Explanation of Solution

For platinum electrode with radius of 3 3 µm, time required to achieve steady state is $35.77\text{ s}$ and for iridium electrode with radius of 0.00025 m, time required to achieve steady state is $2.5\times {10}^5\text{ s}$. For the nano onion with a radius of 3.91 nm, time required to achieve steady state is $t=7.9\times {10}^{-5}\text{ s}$ under the same conditions.
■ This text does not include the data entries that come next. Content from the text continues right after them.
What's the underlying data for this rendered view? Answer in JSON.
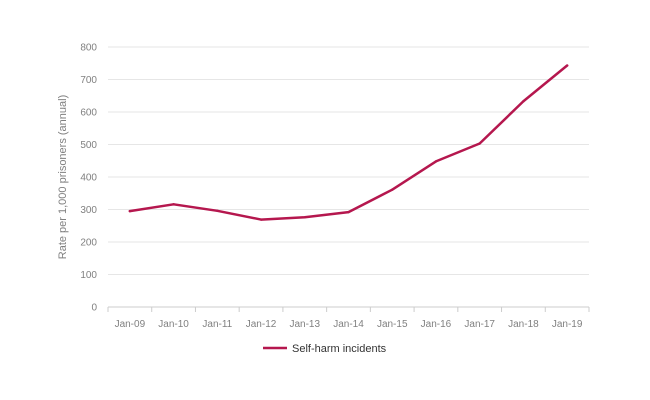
{
  "chart_data": {
    "type": "line",
    "title": "",
    "xlabel": "",
    "ylabel": "Rate per 1,000 prisoners (annual)",
    "categories": [
      "Jan-09",
      "Jan-10",
      "Jan-11",
      "Jan-12",
      "Jan-13",
      "Jan-14",
      "Jan-15",
      "Jan-16",
      "Jan-17",
      "Jan-18",
      "Jan-19"
    ],
    "series": [
      {
        "name": "Self-harm incidents",
        "color": "#b5174e",
        "values": [
          295,
          316,
          296,
          269,
          276,
          292,
          361,
          448,
          503,
          633,
          743
        ]
      }
    ],
    "ylim": [
      0,
      800
    ],
    "yticks": [
      0,
      100,
      200,
      300,
      400,
      500,
      600,
      700,
      800
    ],
    "grid": true,
    "legend_position": "bottom-center"
  }
}
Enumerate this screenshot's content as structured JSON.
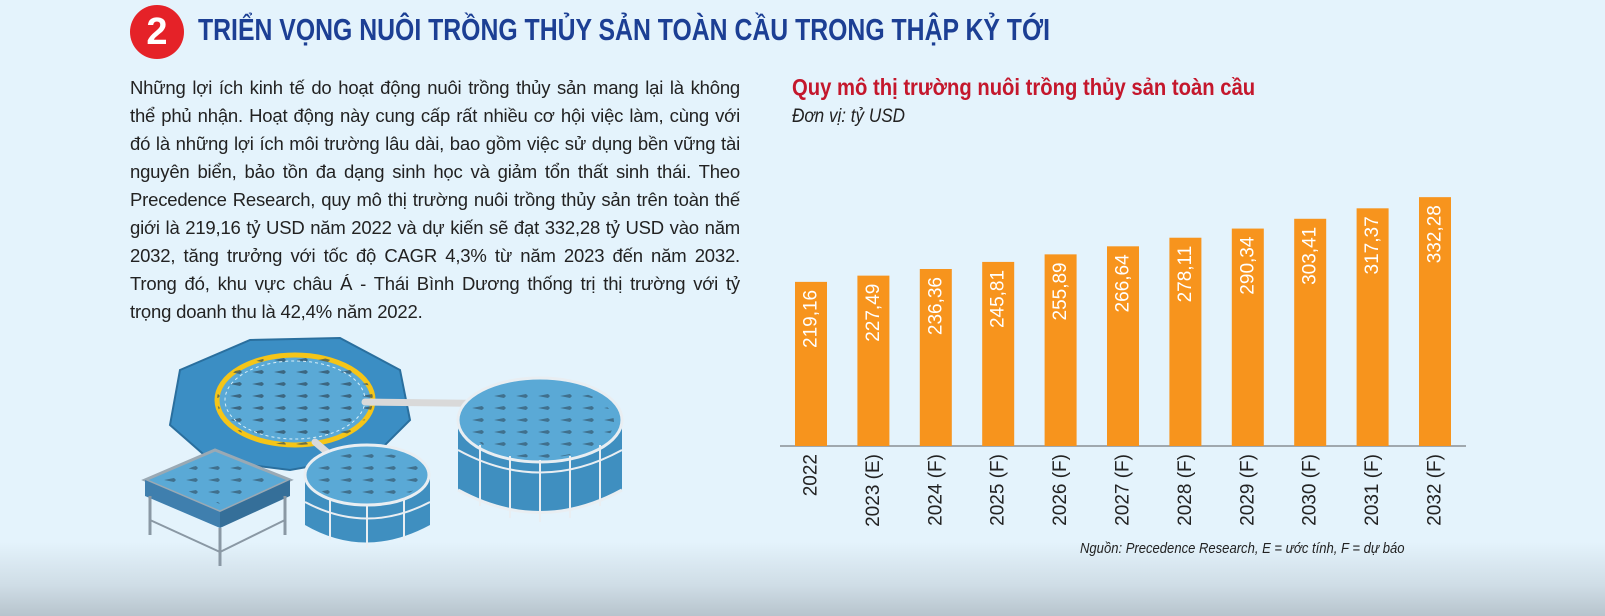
{
  "section": {
    "number": "2",
    "heading": "TRIỂN VỌNG NUÔI TRỒNG THỦY SẢN TOÀN CẦU TRONG THẬP KỶ TỚI"
  },
  "article": {
    "paragraph": "Những lợi ích kinh tế do hoạt động nuôi trồng thủy sản mang lại là không thể phủ nhận. Hoạt động này cung cấp rất nhiều cơ hội việc làm, cùng với đó là những lợi ích môi trường lâu dài, bao gồm việc sử dụng bền vững tài nguyên biển, bảo tồn đa dạng sinh học và giảm tổn thất sinh thái. Theo Precedence Research, quy mô thị trường nuôi trồng thủy sản trên toàn thế giới là 219,16 tỷ USD năm 2022 và dự kiến sẽ đạt 332,28 tỷ USD vào năm 2032, tăng trưởng với tốc độ CAGR 4,3% từ năm 2023 đến năm 2032. Trong đó, khu vực châu Á - Thái Bình Dương thống trị thị trường với tỷ trọng doanh thu là 42,4% năm 2022."
  },
  "chart_data": {
    "type": "bar",
    "title": "Quy mô thị trường nuôi trồng thủy sản toàn cầu",
    "unit_label": "Đơn vị: tỷ USD",
    "categories": [
      "2022",
      "2023 (E)",
      "2024 (F)",
      "2025 (F)",
      "2026 (F)",
      "2027 (F)",
      "2028 (F)",
      "2029 (F)",
      "2030 (F)",
      "2031 (F)",
      "2032 (F)"
    ],
    "values": [
      219.16,
      227.49,
      236.36,
      245.81,
      255.89,
      266.64,
      278.11,
      290.34,
      303.41,
      317.37,
      332.28
    ],
    "value_labels": [
      "219,16",
      "227,49",
      "236,36",
      "245,81",
      "255,89",
      "266,64",
      "278,11",
      "290,34",
      "303,41",
      "317,37",
      "332,28"
    ],
    "bar_color": "#f7941d",
    "value_label_color": "#ffffff",
    "source": "Nguồn: Precedence Research, E = ước tính, F = dự báo"
  },
  "colors": {
    "badge": "#e52228",
    "heading": "#1c3f94",
    "chart_title": "#c4172c",
    "water": "#4a9fd0",
    "tank_wall": "#3f8fc0"
  }
}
This result indicates that, when the size of the electrode is higher than the thickness of the Nernst diffusion layer, it takes more time to achieve the steady state.

When r <<< d, the 1/r term predominates. The electron transport process reaches the steady state. At this time, steady state current depends only on the size of the electrode. If the size of the electrode is small than the thickness of the Nernst diffusion layer, the steady state is achieved very rapidly.